Beitragvon Sabi » 19.06.2009 12:58
Wie ich bereits in meinem vorherigen Posting geschrieben hatte, geht es nicht darum sämtliche "Laster" unmittelbar mit Diagnose abzulegen - das würde das Leben wirklich sehr eintönig machen. Aber trotzdem bleibe ich bei der Meinung, das man auch "Banalitäten" Raum geben soll - aber wie ich diese Banalitäten in den "großen Kontext" einordne, das hatt sich bei mir verändert. Und wer es nicht glaubt, das vom Haarefärben nach Hodgkin explizit abgeraten wird, der kann ja einfach bei der nächsten Nachsorgeuntersuchung das Thema beim Onkologen ansprechen.

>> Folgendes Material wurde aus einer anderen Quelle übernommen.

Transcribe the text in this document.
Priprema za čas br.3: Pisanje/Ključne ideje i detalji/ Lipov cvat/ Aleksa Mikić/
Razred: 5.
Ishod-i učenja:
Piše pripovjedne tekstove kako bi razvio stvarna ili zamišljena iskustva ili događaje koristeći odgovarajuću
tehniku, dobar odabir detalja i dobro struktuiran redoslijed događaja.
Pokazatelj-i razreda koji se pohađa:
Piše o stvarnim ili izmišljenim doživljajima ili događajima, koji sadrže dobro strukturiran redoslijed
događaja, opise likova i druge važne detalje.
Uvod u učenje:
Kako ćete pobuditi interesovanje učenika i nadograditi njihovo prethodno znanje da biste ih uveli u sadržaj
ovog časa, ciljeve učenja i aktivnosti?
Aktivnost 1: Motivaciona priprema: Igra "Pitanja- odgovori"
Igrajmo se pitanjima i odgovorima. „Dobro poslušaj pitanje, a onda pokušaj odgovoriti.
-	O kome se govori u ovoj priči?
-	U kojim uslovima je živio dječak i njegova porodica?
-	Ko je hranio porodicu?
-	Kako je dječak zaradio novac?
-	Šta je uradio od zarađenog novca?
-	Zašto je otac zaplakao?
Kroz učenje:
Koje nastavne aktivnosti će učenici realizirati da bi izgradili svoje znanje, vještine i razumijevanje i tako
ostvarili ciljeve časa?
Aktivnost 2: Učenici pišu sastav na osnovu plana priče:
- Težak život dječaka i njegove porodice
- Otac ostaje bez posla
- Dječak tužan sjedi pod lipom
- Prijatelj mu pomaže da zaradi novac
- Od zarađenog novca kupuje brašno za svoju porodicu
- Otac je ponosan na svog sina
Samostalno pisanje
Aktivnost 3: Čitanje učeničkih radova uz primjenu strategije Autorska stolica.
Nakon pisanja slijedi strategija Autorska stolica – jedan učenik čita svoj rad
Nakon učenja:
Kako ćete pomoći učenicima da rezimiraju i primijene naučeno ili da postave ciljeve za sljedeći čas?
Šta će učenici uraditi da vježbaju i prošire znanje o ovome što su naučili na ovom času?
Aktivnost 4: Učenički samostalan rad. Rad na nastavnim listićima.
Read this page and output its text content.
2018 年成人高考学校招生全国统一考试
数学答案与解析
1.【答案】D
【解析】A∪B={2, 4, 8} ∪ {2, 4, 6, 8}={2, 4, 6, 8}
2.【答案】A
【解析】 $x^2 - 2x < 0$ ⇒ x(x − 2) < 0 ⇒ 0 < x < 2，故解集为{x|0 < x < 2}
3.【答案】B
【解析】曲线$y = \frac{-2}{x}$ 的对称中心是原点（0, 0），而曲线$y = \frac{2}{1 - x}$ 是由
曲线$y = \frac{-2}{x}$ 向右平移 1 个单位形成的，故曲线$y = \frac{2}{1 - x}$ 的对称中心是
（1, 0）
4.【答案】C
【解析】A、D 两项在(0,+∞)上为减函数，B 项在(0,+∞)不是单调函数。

Um es mal ganz klar zu machen, MH ist kein lästiger Schnupfen, der mit ein paar Infusiönchen wieder weg ist und alles ist in den Butter. Ich vermisse etwas, den Gedanken daran, das dies nicht so selbstverständlich ist. Es ist ehrlich gesagt, großes Glück nach einer Krebserkrankung "weitestgehend" unbeschadet wieder weiterleben zu können. Die Diagnose und die sehr große Chance auf Heilung (die wirklich bei MH einzigartig ist) empfinde ich bis heute als Geschenk. Ein Blick über die eigene Krebserkrankung hinaus und es wird denke ich sehr deutlich, das dieser Krankheitsverlauf wirklich ein Geschenk ist. Wir haben alle die Therapie angefangen mit dem Wissen, das eine im Regelfall bombastisch hohe Heilungswahrscheinlichkeit besteht. Andere haben dieses Glück nicht - von daher, empfinde ich, solche Gedanken wie Haarfarbe zwar normal - aber wenn ich das das Gefühl vermittelt bekomme, das das ein Punkt ist (der auch noch während der Therapiezeit den höchsten Stellenwert bekommt), finde ich das sehr befremdlich.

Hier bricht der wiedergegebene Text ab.